To tell you the truth, I rarely feel okay during the nights my kids are away from me.
My kids are with me 4 nights a week, and they’re at their mom’s the other 3 nights. We also split them up one night a week, which allows us to have “Guys Nights” and “Mommy-Son Nights” and such. That seems like something any fairly together person would learn to deal with and get used to, even if things are shaky at first.
But no. That hasn’t been the case. To tell you the truth, I rarely feel okay during the nights my kids are away from me.
Single parenting is harder than hell. The lack of that other parent or partner to step in and offer up even a moment of relief when I’m dealing with a double-meltdown as I’m trying my hardest to get dinner on the table, that’s a tough void to explain to people who don’t walk in my shoes.
A divorced dad like me, doing the best I possibly can, I’m bounced around between 2 vastly different worlds. With my kids in tow, I’m usually scrambling around in the name of love. In over my dang head a lot, but fulfilled in all the subtle and not-so-subtle ways that being a parent in the trenches allows.
And then suddenly, like it or not, I find myself alone in every sense of the word.
Being apart from any other people, I’d be alright. I’m pretty tough, and quite frankly, I wouldn’t hesitate one bit to label myself a loner by nature. But when it’s … them. When it’s Violet, and Henry, and Charlie whose voices fall silent. When it’s those 3 whose dirty, damp Walmart sneakers aren’t leaving crick mud tracks on my kitchen floor, then the words “I miss you” don’t even begin to cut it.
I want to say “I love you” over and over and over again.
I want to holler, “Get in here, please!” and hear the pattering of little feet taking their good old time.
I want to scream, “I’m sorry! I’m so sorry this is happening!” And sometimes I actually do.
Nights like this, I’m always 20 miles away from the place I really want to be.

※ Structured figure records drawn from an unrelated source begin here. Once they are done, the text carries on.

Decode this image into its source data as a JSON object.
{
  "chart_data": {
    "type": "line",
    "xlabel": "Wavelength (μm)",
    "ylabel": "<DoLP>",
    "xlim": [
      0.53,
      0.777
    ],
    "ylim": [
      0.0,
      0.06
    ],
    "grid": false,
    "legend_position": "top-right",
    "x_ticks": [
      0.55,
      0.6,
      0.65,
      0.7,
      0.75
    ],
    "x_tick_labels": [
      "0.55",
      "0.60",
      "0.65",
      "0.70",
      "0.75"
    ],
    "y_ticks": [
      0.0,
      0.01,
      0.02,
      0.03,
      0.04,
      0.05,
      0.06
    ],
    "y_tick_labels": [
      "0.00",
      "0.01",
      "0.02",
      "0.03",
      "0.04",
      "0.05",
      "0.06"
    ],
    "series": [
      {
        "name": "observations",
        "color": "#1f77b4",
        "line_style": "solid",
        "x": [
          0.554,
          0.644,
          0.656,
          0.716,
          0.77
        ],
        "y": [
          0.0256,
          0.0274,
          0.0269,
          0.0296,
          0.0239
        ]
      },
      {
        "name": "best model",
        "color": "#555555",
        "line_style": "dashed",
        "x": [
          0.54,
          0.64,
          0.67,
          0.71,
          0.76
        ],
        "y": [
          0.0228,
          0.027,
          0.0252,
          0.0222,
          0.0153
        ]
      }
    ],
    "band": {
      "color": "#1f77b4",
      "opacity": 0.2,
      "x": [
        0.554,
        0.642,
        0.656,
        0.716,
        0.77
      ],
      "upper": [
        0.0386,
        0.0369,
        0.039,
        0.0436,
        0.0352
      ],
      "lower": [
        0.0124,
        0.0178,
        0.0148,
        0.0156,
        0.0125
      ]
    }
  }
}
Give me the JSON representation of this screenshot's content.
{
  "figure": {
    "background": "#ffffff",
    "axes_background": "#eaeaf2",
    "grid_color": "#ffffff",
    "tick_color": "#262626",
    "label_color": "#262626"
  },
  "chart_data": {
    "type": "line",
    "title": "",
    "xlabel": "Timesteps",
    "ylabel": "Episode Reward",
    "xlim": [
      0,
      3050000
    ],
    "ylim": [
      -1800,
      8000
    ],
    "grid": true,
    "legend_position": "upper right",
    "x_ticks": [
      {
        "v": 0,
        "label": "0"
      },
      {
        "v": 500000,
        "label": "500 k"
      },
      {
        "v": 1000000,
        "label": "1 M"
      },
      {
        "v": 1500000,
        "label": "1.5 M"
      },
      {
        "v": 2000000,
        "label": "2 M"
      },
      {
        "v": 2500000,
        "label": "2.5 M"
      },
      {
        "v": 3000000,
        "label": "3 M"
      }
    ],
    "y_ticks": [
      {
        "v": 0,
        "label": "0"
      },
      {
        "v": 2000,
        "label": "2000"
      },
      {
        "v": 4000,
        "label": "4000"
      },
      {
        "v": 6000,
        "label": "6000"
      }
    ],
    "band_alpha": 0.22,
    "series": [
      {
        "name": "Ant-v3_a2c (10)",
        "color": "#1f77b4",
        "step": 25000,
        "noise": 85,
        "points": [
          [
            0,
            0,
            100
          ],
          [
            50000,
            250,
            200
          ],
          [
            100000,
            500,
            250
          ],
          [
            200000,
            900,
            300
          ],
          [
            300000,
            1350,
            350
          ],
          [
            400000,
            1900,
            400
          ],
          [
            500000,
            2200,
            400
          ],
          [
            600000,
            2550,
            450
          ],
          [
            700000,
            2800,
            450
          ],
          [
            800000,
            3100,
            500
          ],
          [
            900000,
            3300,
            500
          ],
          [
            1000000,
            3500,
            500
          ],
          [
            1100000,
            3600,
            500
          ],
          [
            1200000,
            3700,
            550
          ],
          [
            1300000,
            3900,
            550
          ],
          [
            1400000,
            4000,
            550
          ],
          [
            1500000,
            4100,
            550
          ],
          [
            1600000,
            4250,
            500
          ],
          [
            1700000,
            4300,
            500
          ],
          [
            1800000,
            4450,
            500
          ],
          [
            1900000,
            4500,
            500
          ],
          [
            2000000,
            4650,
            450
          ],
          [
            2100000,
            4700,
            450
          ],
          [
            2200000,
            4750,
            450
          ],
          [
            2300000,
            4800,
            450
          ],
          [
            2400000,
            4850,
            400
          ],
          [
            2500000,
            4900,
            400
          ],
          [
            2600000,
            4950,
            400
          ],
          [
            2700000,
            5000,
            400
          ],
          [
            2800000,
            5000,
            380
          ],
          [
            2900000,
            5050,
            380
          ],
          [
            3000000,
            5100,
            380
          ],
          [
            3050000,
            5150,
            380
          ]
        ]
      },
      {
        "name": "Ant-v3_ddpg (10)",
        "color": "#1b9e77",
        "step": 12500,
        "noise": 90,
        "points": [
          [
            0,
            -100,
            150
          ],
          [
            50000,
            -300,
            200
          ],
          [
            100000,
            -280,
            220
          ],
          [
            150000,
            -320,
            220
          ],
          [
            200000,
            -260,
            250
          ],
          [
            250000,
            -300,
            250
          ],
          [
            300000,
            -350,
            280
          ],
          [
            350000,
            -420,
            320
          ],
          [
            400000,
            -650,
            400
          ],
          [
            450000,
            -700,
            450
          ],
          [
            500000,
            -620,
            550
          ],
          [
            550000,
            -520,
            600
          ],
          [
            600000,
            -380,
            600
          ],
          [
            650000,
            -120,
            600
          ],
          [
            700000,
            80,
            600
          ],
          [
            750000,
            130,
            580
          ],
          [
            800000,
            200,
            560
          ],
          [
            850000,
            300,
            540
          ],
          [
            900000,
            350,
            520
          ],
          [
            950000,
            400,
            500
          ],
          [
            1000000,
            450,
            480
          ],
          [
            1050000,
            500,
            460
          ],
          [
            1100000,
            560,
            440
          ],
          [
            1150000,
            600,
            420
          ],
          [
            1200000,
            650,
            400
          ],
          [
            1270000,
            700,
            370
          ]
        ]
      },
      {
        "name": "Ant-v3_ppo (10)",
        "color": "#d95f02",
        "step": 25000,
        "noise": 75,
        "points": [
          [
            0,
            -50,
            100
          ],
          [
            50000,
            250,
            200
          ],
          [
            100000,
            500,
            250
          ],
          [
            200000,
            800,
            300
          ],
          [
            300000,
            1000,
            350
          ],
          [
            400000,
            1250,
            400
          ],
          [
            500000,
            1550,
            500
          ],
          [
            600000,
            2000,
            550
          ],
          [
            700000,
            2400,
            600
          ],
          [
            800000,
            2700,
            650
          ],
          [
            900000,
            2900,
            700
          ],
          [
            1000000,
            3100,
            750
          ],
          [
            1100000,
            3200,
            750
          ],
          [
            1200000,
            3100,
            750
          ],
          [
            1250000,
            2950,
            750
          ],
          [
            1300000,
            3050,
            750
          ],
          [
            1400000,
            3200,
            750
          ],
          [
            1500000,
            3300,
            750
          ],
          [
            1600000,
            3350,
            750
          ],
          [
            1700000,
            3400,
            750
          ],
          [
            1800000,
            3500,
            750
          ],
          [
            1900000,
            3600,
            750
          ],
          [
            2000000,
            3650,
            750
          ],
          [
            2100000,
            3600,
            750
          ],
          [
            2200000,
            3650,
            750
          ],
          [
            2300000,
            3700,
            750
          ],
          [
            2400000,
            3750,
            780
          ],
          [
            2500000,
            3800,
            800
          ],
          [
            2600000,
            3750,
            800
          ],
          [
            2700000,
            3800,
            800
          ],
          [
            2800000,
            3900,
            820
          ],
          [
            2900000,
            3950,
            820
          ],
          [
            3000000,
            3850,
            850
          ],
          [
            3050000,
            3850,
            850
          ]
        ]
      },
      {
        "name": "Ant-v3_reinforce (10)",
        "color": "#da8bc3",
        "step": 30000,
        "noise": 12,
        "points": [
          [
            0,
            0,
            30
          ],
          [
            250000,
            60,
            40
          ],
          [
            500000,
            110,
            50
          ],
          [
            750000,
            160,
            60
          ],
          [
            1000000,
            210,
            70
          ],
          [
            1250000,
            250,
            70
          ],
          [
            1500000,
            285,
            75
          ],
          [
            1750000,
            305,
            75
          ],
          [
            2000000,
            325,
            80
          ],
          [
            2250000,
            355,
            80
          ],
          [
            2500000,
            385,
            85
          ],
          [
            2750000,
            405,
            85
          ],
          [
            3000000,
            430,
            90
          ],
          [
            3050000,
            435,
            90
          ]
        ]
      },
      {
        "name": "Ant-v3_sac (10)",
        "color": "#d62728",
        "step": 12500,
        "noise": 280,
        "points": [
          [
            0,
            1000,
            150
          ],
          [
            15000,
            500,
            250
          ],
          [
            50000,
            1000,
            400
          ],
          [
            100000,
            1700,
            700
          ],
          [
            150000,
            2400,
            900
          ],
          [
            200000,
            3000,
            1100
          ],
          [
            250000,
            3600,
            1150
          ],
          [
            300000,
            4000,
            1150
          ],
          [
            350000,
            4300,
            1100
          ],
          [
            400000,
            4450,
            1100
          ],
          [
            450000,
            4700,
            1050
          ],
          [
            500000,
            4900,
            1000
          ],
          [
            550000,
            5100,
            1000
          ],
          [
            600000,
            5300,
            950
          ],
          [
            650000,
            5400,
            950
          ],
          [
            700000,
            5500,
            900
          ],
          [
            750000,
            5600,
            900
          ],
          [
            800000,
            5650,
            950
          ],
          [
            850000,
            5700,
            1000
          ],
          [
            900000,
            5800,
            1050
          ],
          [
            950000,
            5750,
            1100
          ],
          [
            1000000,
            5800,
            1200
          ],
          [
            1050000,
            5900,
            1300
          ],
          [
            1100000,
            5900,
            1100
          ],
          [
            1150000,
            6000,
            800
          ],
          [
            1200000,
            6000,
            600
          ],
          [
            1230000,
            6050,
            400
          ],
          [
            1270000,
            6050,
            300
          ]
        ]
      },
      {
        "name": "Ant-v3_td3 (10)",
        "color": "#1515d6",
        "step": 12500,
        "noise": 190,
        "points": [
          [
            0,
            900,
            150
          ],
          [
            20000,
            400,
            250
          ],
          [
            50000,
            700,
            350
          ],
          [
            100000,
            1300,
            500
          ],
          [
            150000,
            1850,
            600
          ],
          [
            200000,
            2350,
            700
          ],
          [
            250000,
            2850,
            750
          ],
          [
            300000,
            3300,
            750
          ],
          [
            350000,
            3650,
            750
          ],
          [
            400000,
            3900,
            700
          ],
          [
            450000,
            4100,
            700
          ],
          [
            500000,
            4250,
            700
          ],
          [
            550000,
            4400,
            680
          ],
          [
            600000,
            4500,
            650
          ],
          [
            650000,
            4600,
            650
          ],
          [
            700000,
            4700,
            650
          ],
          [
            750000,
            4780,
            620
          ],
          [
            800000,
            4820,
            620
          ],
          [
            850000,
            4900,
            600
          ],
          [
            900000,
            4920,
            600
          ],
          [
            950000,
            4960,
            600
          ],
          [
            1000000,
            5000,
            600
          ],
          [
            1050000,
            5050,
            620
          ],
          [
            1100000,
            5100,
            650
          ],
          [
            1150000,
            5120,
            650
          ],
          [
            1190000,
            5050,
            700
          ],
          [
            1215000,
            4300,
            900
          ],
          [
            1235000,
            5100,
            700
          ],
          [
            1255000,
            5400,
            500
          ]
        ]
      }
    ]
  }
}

Not just to them, either. I scream it at myself, too. Standing there brushing my teeth, the big, lonely house pressing her silence into my head, I look at myself in the mirror and I shout the only thing I can ever think to shout at myself on these nights:
I’m sorry, dude. Just keep on keep on keepin’ on.
Henry calms down not long after I answer his call. Maybe my familiar face has soothed him. Or maybe it’s my voice. I’m never sure. I just answer the calls. Most of the time the kids are happy and laughing, but there are times when they’re not. And I understand that as well as anyone alive.
When you end a FaceTime call, there’s this brief moment where the other person’s face freezes on your screen. Tonight, it’s Henry captured there for one extra, fleeting second. He’s grinning by now, his “Night, dad! I love you, too!” still hanging in my ear.
And at that moment, I feel the heartbreak that comes with all the joy of living. I’m overwhelmed by the happiness I get from simply being his dad. And then the screen goes black and the call is done. I sit back and hit the remote, even though I could care less now.
My heart is 20 miles away. My mind is 20 miles away. Nights like this, I’m always 20 miles away from the place I really want to be.